O nome da rua? Eu sei o nome da rua, mas não desejo
citá-lo porque rua com nome fica muito pessoal, às
vezes é bom não identificar o lugar dos nossos
sonhos. O bairro não faço segredo, é
o bairro Jardim Palmeiras, lá bem atrás do Batalhão,
ao lado do Delfino Magalhães, ruas cheias de gente,
de poucas esquinas, porque quarteirões bem grandes.
Eu estava sentado dentro do carro, no banco do motorista,
rádio ligado em música suave, num momento de
sorte, distraído, enquanto esperava por um amigo que
entrara em casa vizinha. Dedilhava o volante acompanhando
a música? Acredito que sim, porque existem momentos
em que a gente faz de tudo, vê tudo, e acaba não
vendo nada, como se num estado de êxtase ou em gratificante
distração, tudo vago e sem compromisso. Na verdade,
sem fixar muito a objetiva no foco da atenção,
eu via tudo naquele sentido maior da própria universidade.

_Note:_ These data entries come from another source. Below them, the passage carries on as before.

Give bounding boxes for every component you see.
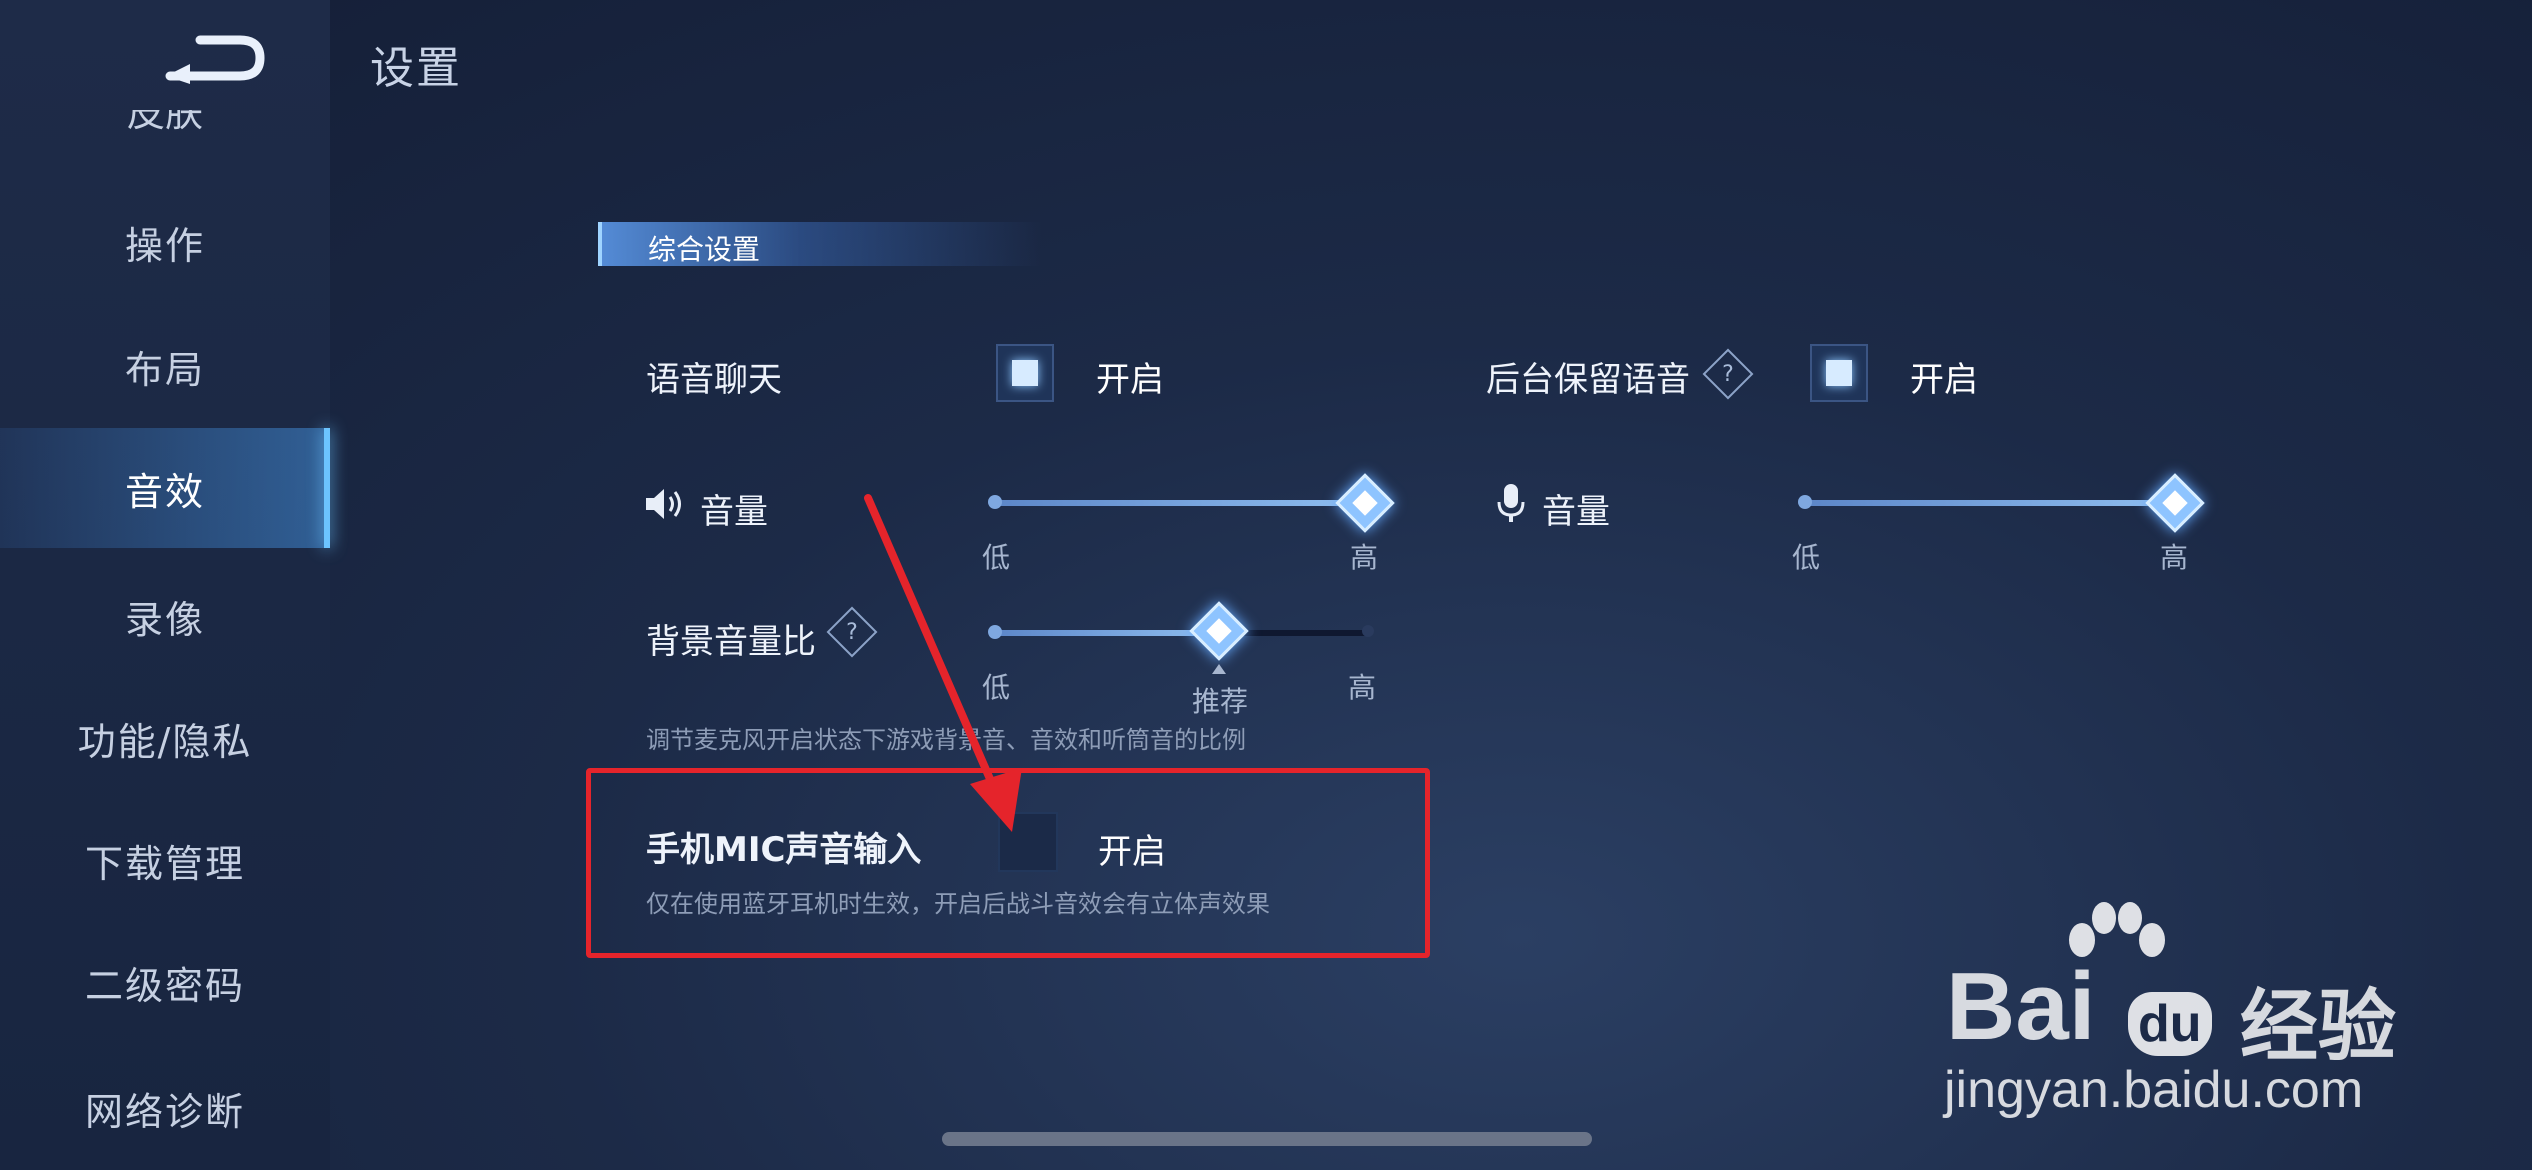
home-indicator[interactable] [942, 1132, 1592, 1146]
back-icon[interactable] [160, 28, 270, 88]
sidebar-item-network[interactable]: 网络诊断 [0, 1048, 330, 1168]
recommended-marker-icon [1212, 664, 1226, 674]
bg-keep-voice-label: 后台保留语音 [1486, 360, 1690, 400]
sidebar-item-label: 网络诊断 [84, 1089, 245, 1134]
section-title: 综合设置 [648, 233, 761, 266]
voice-chat-checkbox[interactable] [996, 344, 1054, 402]
bg-volume-ratio-slider[interactable] [988, 625, 1374, 639]
mic-volume-slider[interactable] [1798, 495, 2174, 509]
speaker-volume-label: 音量 [700, 492, 768, 532]
sidebar-item-replay[interactable]: 录像 [0, 556, 330, 676]
bg-volume-ratio-description: 调节麦克风开启状态下游戏背景音、音效和听筒音的比例 [646, 726, 1246, 754]
sidebar-item-label: 下载管理 [84, 841, 245, 886]
watermark-brand: Bai [1946, 953, 2096, 1060]
bg-keep-voice-toggle-label: 开启 [1910, 360, 1978, 400]
sidebar-item-operation[interactable]: 操作 [0, 182, 330, 302]
baidu-watermark: Bai du 经验 jingyan.baidu.com [1940, 900, 2440, 1119]
mic-volume-thumb[interactable] [2145, 473, 2205, 533]
sidebar-item-label: 二级密码 [84, 963, 245, 1008]
sidebar: 皮肤 操作 布局 音效 录像 功能/隐私 下载管理 二级密码 网络诊断 [0, 0, 330, 1170]
highlight-box [586, 768, 1430, 958]
sidebar-item-label: 录像 [124, 597, 205, 642]
help-icon[interactable]: ? [1702, 348, 1754, 400]
sidebar-item-label: 功能/隐私 [77, 719, 253, 764]
bg-volume-ratio-high: 高 [1348, 671, 1377, 704]
sidebar-item-sound[interactable]: 音效 [0, 428, 330, 548]
voice-chat-label: 语音聊天 [646, 360, 782, 400]
speaker-volume-thumb[interactable] [1335, 473, 1395, 533]
bg-volume-ratio-label: 背景音量比 [646, 622, 816, 662]
sidebar-item-partial[interactable]: 皮肤 [0, 110, 330, 140]
sidebar-item-layout[interactable]: 布局 [0, 306, 330, 426]
speaker-volume-low: 低 [982, 541, 1011, 574]
mic-volume-label: 音量 [1542, 492, 1610, 532]
watermark-url: jingyan.baidu.com [1944, 1061, 2364, 1119]
sidebar-item-function-privacy[interactable]: 功能/隐私 [0, 678, 330, 798]
bg-volume-ratio-thumb[interactable] [1189, 601, 1249, 661]
sidebar-item-download[interactable]: 下载管理 [0, 800, 330, 920]
mic-volume-low: 低 [1792, 541, 1821, 574]
watermark-brand-suffix: du [2128, 992, 2212, 1056]
sidebar-item-label: 音效 [124, 469, 205, 514]
page-title: 设置 [370, 43, 462, 94]
section-header: 综合设置 [598, 222, 1042, 266]
help-icon[interactable]: ? [826, 606, 878, 658]
sidebar-item-label: 布局 [124, 347, 205, 392]
sidebar-item-label: 操作 [124, 223, 205, 268]
bg-keep-voice-checkbox[interactable] [1810, 344, 1868, 402]
speaker-icon [646, 489, 681, 519]
mic-volume-high: 高 [2160, 541, 2189, 574]
sidebar-item-secondary-password[interactable]: 二级密码 [0, 922, 330, 1042]
voice-chat-toggle-label: 开启 [1096, 360, 1164, 400]
bg-volume-ratio-low: 低 [982, 671, 1011, 704]
speaker-volume-slider[interactable] [988, 495, 1364, 509]
bg-volume-ratio-recommended: 推荐 [1192, 685, 1249, 718]
microphone-icon [1497, 484, 1525, 522]
speaker-volume-high: 高 [1350, 541, 1379, 574]
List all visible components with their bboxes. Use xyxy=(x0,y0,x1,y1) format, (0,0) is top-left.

Via a vida e os viventes, via o mundo e as coisas do mundo,
via as cores e os coloridos que as coisas permitem ver. Bons
momentos aqueles de felicidade!
E vendo tudo, eu vi um monte de tijolos, pertinho de um monte
de brita e mais perto ainda de um montinho de areia. Do fundo
do quintal, sério e compenetrado, sai um homem, senhor
com aparência de cinqüenta anos, ningúem
sabe pai ou avô. É tempo de trabalho e o serviço
é carregar de fora para dentro o material de construção,
que ele faz com movimento firme da pá, do chão
para dentro de um carrinho de ferro. Completava a carga, nem
olha para os lados e segue, pesadão. Duas ou três
vezes, a mesma coisa, e parece encarar tudo como trabalho
normal, uma espécie de complemento do que fez durante
toda a semana, sem nada de novidade.
Agora, porém, tudo é diferente; quando na volta
do carro vazio, dois garotinhos pegam carona, de pernas encolhidas
e mão para cima em atitude de aplauso, sorridentes,
falantes, de costas para a roda, para que pudessem olhar e
agradecer ao condutor. Repetidas muitas vezes a cena, alegria
graduada, felicidade bem à mostra, o velho fica cada
vez mais em participação com a vida, serviço
passa a ser encantamento, hora de trabalho transforma-se em
momento de lazer. Nada mais lindo do que uma atitude de amor,
um gesto de ternura, o entrelaçar de simpatias, uma
ligação de puro afeto. Fico para do e o mundo
desaparece do meu campo de visão nada mais existe além
das três personagens e do pequeno grande cenário
de carinho e amizade. A vida alcança, aí, a
mais expressiva forma de sentimento e valor. Viver é
maravilhoso!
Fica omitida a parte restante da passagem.